Third-party reports are not a panacea. “The challenge with customer metrics is that people only chime in when somebody does an exceptional job or a less-than-good job,” Rymsha says. “In the middle zone, people typically don’t have much of an opinion and tend to sit on the sidelines.”

An alternative to customer feedback, or perhaps an adjunct, is a so-called “values scorecard,” used by supervisors to assess how well an employee’s actions align with a company’s guiding principles. Depending on the job position, such values might include customer-centered decision-making, teamwork, communications skills, ethics, kindness, attendance, punctuality and safety. “An employee’s eligibility for a performance-based bonus may hinge on how well they have met the employer’s larger cultural and ethical requirements,” Prinkey says.

Reward Everyone

Assessing the job performance of the sales staff and others with measurable duties may be relatively straightforward. But how can P4P arrangements reward those in supporting roles such as receptionists, office managers, bookkeepers and accountants?

“Probably the hardest people in any business to include in an incentive pay program are the administrative professionals,” Moynihan says. “It’s really difficult to come up with scalable measurements for employees with multiple concurrent tasks who keep the train running for everyone else.”

Moynihan suggested trying to isolate little slices of such jobs that can improve efficiency, reduce costs or enhance customer service. Does a receptionist answer the phone within two rings to decrease the client wait time? Has a bookkeeper reduced the costs of paper, ink and other office materials? Has a secretary taken the initiative to update digital calendars and make needed appointments?

If all else fails, the employer can pull the support staff into a higher-level bonus system based on overall profitability. “A company-wide pool can be established for those who are not in direct revenue-generating kind of roles,” Prinkey says. “Their eligibility for the awards can hinge on the results of their values scorecards.”
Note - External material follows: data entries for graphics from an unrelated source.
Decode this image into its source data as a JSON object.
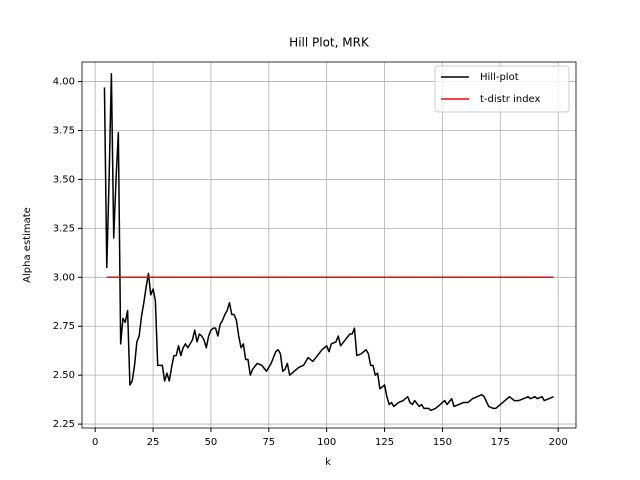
{
  "chart_data": {
    "type": "line",
    "title": "Hill Plot, MRK",
    "x_label": "k",
    "y_label": "Alpha estimate",
    "xlim": [
      -5.7,
      207.7
    ],
    "ylim": [
      2.23,
      4.1
    ],
    "xticks": [
      0,
      25,
      50,
      75,
      100,
      125,
      150,
      175,
      200
    ],
    "yticks": [
      2.25,
      {
        "value": 2.5,
        "label": "2.50"
      },
      2.75,
      {
        "value": 3,
        "label": "3.00"
      },
      3.25,
      {
        "value": 3.5,
        "label": "3.50"
      },
      3.75,
      {
        "value": 4,
        "label": "4.00"
      }
    ],
    "grid": true,
    "legend": "upper right",
    "series": [
      {
        "name": "Hill-plot",
        "color": "#000000",
        "x": [
          4,
          5,
          6,
          7,
          8,
          9,
          10,
          11,
          12,
          13,
          14,
          15,
          16,
          17,
          18,
          19,
          20,
          21,
          22,
          23,
          24,
          25,
          26,
          27,
          28,
          29,
          30,
          31,
          32,
          33,
          34,
          35,
          36,
          37,
          38,
          39,
          40,
          41,
          42,
          43,
          44,
          45,
          46,
          47,
          48,
          49,
          50,
          51,
          52,
          53,
          54,
          55,
          56,
          57,
          58,
          59,
          60,
          61,
          62,
          63,
          64,
          65,
          66,
          67,
          68,
          70,
          72,
          74,
          76,
          78,
          79,
          80,
          81,
          82,
          83,
          84,
          86,
          88,
          90,
          92,
          94,
          96,
          98,
          100,
          101,
          102,
          104,
          105,
          106,
          108,
          110,
          111,
          112,
          113,
          115,
          117,
          118,
          119,
          120,
          121,
          122,
          123,
          125,
          126,
          127,
          128,
          129,
          131,
          133,
          135,
          136,
          137,
          138,
          140,
          141,
          142,
          144,
          145,
          147,
          149,
          151,
          152,
          154,
          155,
          157,
          159,
          161,
          163,
          165,
          167,
          168,
          170,
          172,
          173,
          175,
          177,
          179,
          181,
          183,
          185,
          187,
          188,
          190,
          191,
          193,
          194,
          196,
          198
        ],
        "values": [
          3.97,
          3.05,
          3.5,
          4.04,
          3.2,
          3.5,
          3.74,
          2.66,
          2.79,
          2.77,
          2.83,
          2.45,
          2.47,
          2.55,
          2.67,
          2.7,
          2.8,
          2.87,
          2.95,
          3.02,
          2.91,
          2.94,
          2.88,
          2.55,
          2.55,
          2.55,
          2.47,
          2.51,
          2.47,
          2.54,
          2.6,
          2.6,
          2.65,
          2.6,
          2.64,
          2.66,
          2.64,
          2.66,
          2.68,
          2.73,
          2.67,
          2.71,
          2.7,
          2.68,
          2.64,
          2.7,
          2.73,
          2.74,
          2.74,
          2.7,
          2.76,
          2.78,
          2.81,
          2.83,
          2.87,
          2.81,
          2.81,
          2.78,
          2.7,
          2.64,
          2.66,
          2.58,
          2.58,
          2.5,
          2.53,
          2.56,
          2.55,
          2.52,
          2.56,
          2.62,
          2.63,
          2.61,
          2.52,
          2.53,
          2.56,
          2.5,
          2.52,
          2.54,
          2.55,
          2.59,
          2.57,
          2.6,
          2.63,
          2.65,
          2.62,
          2.66,
          2.67,
          2.7,
          2.65,
          2.68,
          2.71,
          2.71,
          2.74,
          2.6,
          2.61,
          2.63,
          2.61,
          2.55,
          2.55,
          2.5,
          2.51,
          2.43,
          2.45,
          2.39,
          2.35,
          2.36,
          2.34,
          2.36,
          2.37,
          2.39,
          2.36,
          2.35,
          2.37,
          2.34,
          2.35,
          2.33,
          2.33,
          2.32,
          2.33,
          2.35,
          2.37,
          2.35,
          2.38,
          2.34,
          2.35,
          2.36,
          2.36,
          2.38,
          2.39,
          2.4,
          2.39,
          2.34,
          2.33,
          2.33,
          2.35,
          2.37,
          2.39,
          2.37,
          2.37,
          2.38,
          2.39,
          2.38,
          2.39,
          2.38,
          2.39,
          2.37,
          2.38,
          2.39
        ]
      },
      {
        "name": "t-distr index",
        "color": "#ff0000",
        "x": [
          5,
          198
        ],
        "values": [
          3,
          3
        ]
      }
    ]
  }
}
Well-designed P4P programs can attract top performers to a company and retain them with incentive bonuses linked to measurable goals that support a company’s overriding principles. But top management must be sold on the potential of such a program to drive company success.

“An incentive payment program has to start with the CEO being a true believer,” Ding says. “Otherwise, line managers will not take the program seriously.”

How Good Is Your Incentive Pay Plan?

Does your pay-for-performance plan tick all the right boxes when it comes to employee motivation? Find out by taking this quiz. Give yourself 10 points for each “Yes” answer, then total your points.

    1. Have you obtained the buy-in of employees by involving them in the planning of the program?
    2. Have your supervisors met one-on-one with each employee to develop goals that are achievable, motivational and productive?
    3. Have you considered performance parameters such as productivity levels, cost reductions and error containment?
    4. Do the percentages of total pay made up of P4P bonuses reflect each position’s potential effect on a KPI?
    5. Are you introducing the program slowly, on a test or pilot program basis?
    6. Have you considered customer feedback surveys and value scorecards as tools for tempering any abuse of the bonus pay system?
    7. Have you included support staff in a P4P program?
    8. Have you considered department and company-wide P4P plans in addition to individual ones?
    9. Have you scheduled periodic one-on-one consultations with employees to obtain feedback on incentive pay initiatives?
    10. Does top management enthusiastically support your P4P program?

What’s your score? Over 80: Success! You are creating an effective pay-for-performance bonus program. Between 60 and 80: Time to fine-tune your management practices. Below 60: It’s a good idea to re-gear by instituting ideas from the accompanying story.

Phillip M. Perry

New York City-based journalist Phillip M. Perry publishes widely in the fields of business management and law.